I downloaded the `.ssh/authorized_keys` file and found that there is a user: ``@thm-lamp, then I downloaded the `` because it was the onyl file with every permission on, I was not able to get any other file because the permissions.

   $ ssh chmod 600 id_rsa_backup
   $ ssh -i id_rsa_backup challenger@dodge.thm

It worked! I logged in via ssh as user challenger@thm-lamp and read the flag.

Log in via ssh -i id_rsa_backup and user.txt flag
...

System Enumeration:

The initial step I took was to utilize the history command (or cat .bash_history) to inspect whether the user 'challenger' had executed any commands before logging out. Upon executing the command, I discovered that the user had accessed two files, namely `posts.php` and `setup.php` before logging out. To verify their presence on the system, I employed the 'find' command and located 'posts.php' in the directory /var/www/notes/api/.

I observed that 'setup.php' contained MySQL credential connections, although the file appeared to be empty upon inspection, while examining 'posts.php,' I noticed the presence of a variable containing a base64-encoded string.
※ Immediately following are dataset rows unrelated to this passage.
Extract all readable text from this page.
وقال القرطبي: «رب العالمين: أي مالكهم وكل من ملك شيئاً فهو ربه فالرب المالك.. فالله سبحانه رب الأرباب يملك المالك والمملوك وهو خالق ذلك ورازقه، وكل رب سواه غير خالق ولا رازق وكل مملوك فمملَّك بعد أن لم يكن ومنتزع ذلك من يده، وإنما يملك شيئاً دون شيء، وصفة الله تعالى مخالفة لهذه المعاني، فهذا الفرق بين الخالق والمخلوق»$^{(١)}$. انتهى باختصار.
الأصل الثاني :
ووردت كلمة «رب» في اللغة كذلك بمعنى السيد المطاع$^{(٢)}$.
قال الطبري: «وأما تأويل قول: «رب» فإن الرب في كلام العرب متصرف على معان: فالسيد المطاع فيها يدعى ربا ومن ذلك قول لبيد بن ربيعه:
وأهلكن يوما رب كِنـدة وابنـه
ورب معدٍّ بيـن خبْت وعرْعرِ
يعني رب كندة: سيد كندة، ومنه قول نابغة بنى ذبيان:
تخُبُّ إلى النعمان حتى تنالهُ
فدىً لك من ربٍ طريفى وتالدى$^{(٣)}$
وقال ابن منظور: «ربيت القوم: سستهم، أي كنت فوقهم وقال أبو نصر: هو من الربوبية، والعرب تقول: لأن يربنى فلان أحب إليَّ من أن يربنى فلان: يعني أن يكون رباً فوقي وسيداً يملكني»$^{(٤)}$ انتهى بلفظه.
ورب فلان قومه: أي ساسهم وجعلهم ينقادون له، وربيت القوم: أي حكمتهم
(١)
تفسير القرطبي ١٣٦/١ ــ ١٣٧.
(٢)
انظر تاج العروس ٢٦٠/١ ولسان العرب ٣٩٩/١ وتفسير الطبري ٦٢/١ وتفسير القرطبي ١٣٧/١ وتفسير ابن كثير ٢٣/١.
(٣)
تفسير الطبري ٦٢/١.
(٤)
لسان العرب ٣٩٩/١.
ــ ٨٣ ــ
To unveil its content, I duplicated the string and decoded it using the 'base64 -d' command and found that there was ssh credentials for user cobra.

A screenshot where we can see that history command revealed a file named posts.php and command find showed us where that file is. Also inside that file there is a string base64 encoded and decoding it we found a user cobra and his password.

As I encountered difficulty logging in via SSH using the provided credentials, I attempted to switch directly to the 'cobra' user from the 'challenger' user.

linux shell where we can see that we are unable to log in via ssh with credentials.

System Exploitation:

The command sudo -l revealed that I had the capability to execute `apt` with elevated sudo permissions.

linux shell where I ran 'sudo -l' command that retuned me that cobra can run apt with sudo permission.

To get root priviledges I ran: sudo /usr/bin/apt update -o APT::Update::Pre-Invoke::=/bin/sh 

  * sudo: Runs the subsequent command with elevated privileges, typically requiring the user's password or appropriate permissions.
  * /usr/bin/apt: Specifies the path to the apt binary, which is the package management command-line tool in Debian-based systems.
  * update: This is the main action being performed by apt. It updates the local package database by fetching information about available packages from the configured repositories.
  * -o APT::Update::Pre-Invoke::=/bin/sh: This part sets an option using the -o flag. It's configuring a pre-invoke script to be executed before the actual apt update command. In this case, it's invoking the shell (/bin/sh).